In this propulsive memoir, Howard tracks what feels like a lifetime of childhood dislocation, but in fact is only a single year when Howard is between the ages of five and six. She wields the voice of a five-year-old with grace, recounting the horror of her brother chasing her around in a Gene Simmons mask with the drama and indignance she felt at the time. “My mom explains it’s not scary, it’s just a rock band that wears a lot of white makeup and this person has an especially long tongue. Like a demon? And this is not scary? There is no logic to this.” This narration feels like a younger Howard dictating her days to an older, wiser Howard who shapes each story to a sharp point. It’s this un-self-conscious, observational deadpan that lends humor and wit to an otherwise heartbreaking tale.

This partnership between past and present Howard is the source of the memoir’s poignancy; each shows the other is missing through memories. Present-Howard can’t understand how past-Howard missed all the terror and trauma happening around her—the death by suicide of a close family friend, and her father’s affair and eventual stroke in his mistress’ home. Meanwhile, past-Howard strives to show present-Howard how the mess of ramshackle rural America send-ups on TV helped her cope with a barren world.

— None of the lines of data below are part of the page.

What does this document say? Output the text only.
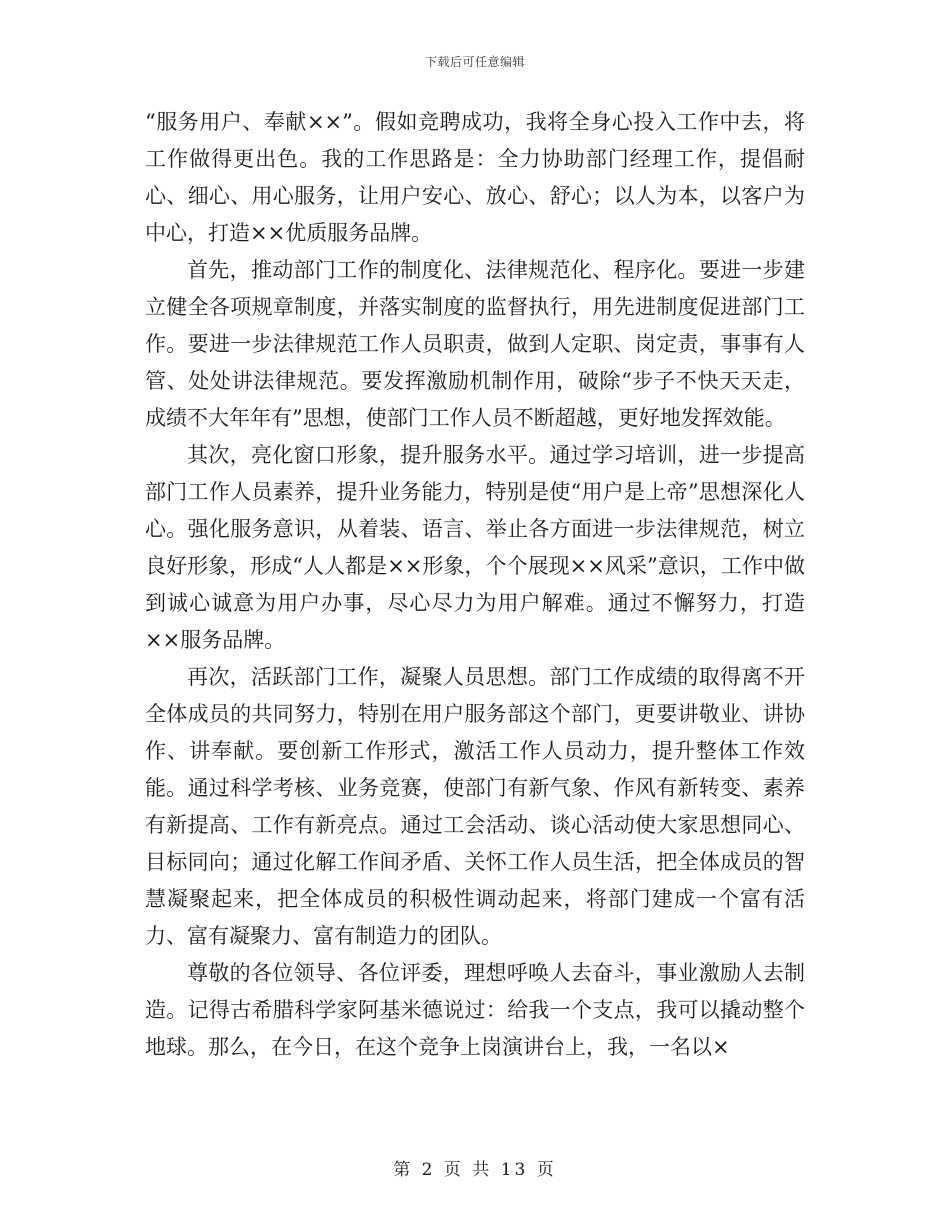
下载后可任意编辑

“服务用户、奉献××”。假如竞聘成功，我将全身心投入工作中去，将工作做得更出色。我的工作思路是：全力协助部门经理工作，提倡耐心、细心、用心服务，让用户安心、放心、舒心；以人为本，以客户为中心，打造××优质服务品牌。

首先，推动部门工作的制度化、法律规范化、程序化。要进一步建立健全各项规章制度，并落实制度的监督执行，用先进制度促进部门工作。要进一步法律规范工作人员职责，做到人定职、岗定责，事事有人管、处处讲法律规范。要发挥激励机制作用，破除“步子不快天天走，成绩不大年年有”思想，使部门工作人员不断超越，更好地发挥效能。

其次，亮化窗口形象，提升服务水平。通过学习培训，进一步提高部门工作人员素养，提升业务能力，特别是使“用户是上帝”思想深化人心。强化服务意识，从着装、语言、举止各方面进一步法律规范，树立良好形象，形成“人人都是××形象，个个展现××风采”意识，工作中做到诚心诚意为用户办事，尽心尽力为用户解难。通过不懈努力，打造××服务品牌。

再次，活跃部门工作，凝聚人员思想。部门工作成绩的取得离不开全体成员的共同努力，特别在用户服务部这个部门，更要讲敬业、讲协作、讲奉献。要创新工作形式，激活工作人员动力，提升整体工作效能。通过科学考核、业务竞赛，使部门有新气象、作风有新转变、素养有新提高、工作有新亮点。通过工会活动、谈心活动使大家思想同心、目标同向；通过化解工作间矛盾、关怀工作人员生活，把全体成员的智慧凝聚起来，把全体成员的积极性调动起来，将部门建成一个富有活力、富有凝聚力、富有制造力的团队。

尊敬的各位领导、各位评委，理想呼唤人去奋斗，事业激励人去制造。记得古希腊科学家阿基米德说过：给我一个支点，我可以撬动整个地球。那么，在今日，在这个竞争上岗演讲台上，我，一名以×

第 2 页 共 13 页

Present-Howard is loath to look up the things she recalls from youth, afraid that she’ll learn what she remembers is false—that it wasn’t Dick Cavett interviewing Jerry Reed, but Glen Campbell. And yet she succumbs to the need to know: “It is much later, in that time when I am looking everything up, like crazy, because I’m scared of losing my memory of this place. I want to look it all up and have it confirmed in my mind. Otherwise you forget. Then I realize looking it up is what makes you forget. It just erases the memory.”

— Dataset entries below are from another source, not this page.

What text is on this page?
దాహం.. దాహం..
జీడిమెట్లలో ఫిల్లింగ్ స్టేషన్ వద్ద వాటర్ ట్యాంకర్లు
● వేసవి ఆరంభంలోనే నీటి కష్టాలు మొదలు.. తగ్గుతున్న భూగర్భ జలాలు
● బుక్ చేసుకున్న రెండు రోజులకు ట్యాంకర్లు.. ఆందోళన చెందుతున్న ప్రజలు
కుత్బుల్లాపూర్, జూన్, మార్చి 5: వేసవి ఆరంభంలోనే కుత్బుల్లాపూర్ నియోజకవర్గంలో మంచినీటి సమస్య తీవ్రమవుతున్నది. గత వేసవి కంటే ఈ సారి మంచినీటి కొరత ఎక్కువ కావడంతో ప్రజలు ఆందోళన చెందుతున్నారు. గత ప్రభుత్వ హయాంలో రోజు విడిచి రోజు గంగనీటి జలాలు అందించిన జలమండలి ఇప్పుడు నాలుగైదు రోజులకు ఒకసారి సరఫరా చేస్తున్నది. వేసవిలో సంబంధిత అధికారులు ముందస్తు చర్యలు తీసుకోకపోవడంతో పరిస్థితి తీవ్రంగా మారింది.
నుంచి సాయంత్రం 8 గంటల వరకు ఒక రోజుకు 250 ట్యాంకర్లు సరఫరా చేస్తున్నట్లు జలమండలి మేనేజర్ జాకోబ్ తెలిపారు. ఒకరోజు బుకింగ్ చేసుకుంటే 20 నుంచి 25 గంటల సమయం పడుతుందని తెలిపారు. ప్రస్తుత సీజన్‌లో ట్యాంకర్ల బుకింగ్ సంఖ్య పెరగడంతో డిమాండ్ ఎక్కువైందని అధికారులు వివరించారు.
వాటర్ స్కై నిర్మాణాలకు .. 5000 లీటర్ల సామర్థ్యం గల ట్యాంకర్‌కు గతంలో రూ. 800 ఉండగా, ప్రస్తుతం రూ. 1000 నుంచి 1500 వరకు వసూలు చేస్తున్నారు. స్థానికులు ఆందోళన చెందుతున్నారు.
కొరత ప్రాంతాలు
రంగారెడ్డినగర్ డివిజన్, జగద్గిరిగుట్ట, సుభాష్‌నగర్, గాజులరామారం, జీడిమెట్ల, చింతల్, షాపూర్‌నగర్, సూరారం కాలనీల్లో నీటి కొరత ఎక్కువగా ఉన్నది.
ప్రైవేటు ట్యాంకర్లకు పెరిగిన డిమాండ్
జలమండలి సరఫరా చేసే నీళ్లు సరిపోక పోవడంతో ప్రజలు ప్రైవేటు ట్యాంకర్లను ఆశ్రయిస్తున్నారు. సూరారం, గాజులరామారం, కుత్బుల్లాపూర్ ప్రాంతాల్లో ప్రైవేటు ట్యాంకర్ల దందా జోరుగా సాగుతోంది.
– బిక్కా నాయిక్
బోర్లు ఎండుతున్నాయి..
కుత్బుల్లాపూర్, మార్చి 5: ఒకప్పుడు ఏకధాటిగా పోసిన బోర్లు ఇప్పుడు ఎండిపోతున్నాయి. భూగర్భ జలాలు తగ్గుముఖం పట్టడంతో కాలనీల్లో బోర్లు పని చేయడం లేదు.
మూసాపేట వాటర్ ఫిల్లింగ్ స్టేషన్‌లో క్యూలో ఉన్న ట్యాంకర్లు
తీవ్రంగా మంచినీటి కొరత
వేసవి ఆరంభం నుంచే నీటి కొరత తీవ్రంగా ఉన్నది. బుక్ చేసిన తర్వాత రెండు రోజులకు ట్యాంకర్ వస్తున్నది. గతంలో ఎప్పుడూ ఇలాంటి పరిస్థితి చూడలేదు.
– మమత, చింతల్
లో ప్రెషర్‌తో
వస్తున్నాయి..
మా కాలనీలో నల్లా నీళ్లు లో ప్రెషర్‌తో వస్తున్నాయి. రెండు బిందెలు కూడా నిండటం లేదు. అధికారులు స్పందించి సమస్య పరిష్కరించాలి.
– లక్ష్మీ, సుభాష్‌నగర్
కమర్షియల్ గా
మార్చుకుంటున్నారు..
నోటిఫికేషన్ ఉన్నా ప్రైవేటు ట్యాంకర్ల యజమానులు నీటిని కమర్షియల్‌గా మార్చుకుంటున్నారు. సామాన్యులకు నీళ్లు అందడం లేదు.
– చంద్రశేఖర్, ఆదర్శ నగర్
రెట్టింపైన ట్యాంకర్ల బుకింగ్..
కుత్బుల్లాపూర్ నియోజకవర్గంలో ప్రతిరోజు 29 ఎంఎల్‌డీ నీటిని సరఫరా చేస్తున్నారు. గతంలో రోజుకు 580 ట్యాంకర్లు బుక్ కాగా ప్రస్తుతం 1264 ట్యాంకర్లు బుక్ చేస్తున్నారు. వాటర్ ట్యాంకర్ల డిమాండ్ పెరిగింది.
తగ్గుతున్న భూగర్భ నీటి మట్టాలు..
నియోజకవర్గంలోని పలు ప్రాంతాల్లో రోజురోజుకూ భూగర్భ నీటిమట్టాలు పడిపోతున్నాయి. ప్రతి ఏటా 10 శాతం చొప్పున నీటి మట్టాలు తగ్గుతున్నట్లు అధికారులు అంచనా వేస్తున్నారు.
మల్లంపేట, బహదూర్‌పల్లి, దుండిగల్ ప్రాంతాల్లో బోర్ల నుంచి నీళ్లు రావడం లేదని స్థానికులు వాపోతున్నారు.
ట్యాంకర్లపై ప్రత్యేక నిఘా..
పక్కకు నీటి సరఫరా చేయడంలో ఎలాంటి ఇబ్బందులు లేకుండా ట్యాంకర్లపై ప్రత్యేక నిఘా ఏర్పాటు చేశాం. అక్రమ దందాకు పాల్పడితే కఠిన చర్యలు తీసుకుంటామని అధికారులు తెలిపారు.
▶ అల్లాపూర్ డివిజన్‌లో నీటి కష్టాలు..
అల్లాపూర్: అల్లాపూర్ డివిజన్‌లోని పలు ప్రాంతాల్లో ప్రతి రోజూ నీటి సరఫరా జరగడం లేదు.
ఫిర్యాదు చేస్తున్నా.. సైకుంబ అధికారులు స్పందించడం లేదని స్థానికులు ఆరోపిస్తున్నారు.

There’s a dislocation (lending the memoir its subtitle) when, at some point in Howard’s childhood, the shows where she saw her home of Oklahoma, or something like it, or something like she would like to see, stopped playing. Present-Howard researches the rural purge: “It’s a term for what happened to the TV. And yes, I looked it up. It’s real. That’s the problem with the look up: you are reminded that culture is ruled by the whim of a few.” And why, she wonders, shouldn’t those reruns of old westerns, full of their bad-faith frontier justice, misogyny, and racism, be consigned to the dustbin of Hollywood history? She is not nostalgic for those shows themselves. She only wants something familiar to look at, to take her focus off her own maelstrom of trauma. If these shows were to be replaced with honest and diverse representation, she would understand, “but why did everyone have to live in a penthouse or a brownstone or in Bel Air?” “No one wants to see stories about poverty and dirt and hardship on a regular basis,” she knows. “It’s a buzzkill.” Suffering is only acceptable when it is entertaining, when it is something people can watch again and again.

Howard revels in recalling the reruns that filled her days because they are what she can recall, look up, and confirm with the least pain and greatest accuracy. “Be careful,” present-Howard’s therapist reminds her. “those may be screen memories…The memories we put in place to protect us from worse memories.” So suddenly, almost at the conclusion, the specter haunting the book is named. What if we cannot trust ourselves to faithfully remember our hurt? Howard muses on this notion of “worse memories”: “Worse memories?…Worse than this thing where my dad once was, and then was not? Or was not quite not, but was very nearly not—hovering on the verge of not.” What can one do with memories that are full of pain? The mind is not a TV set so easily switched off. Trauma is relived, revived, even as it is reviled. How does one live in a world that constantly replays their pain? Roll the laugh track?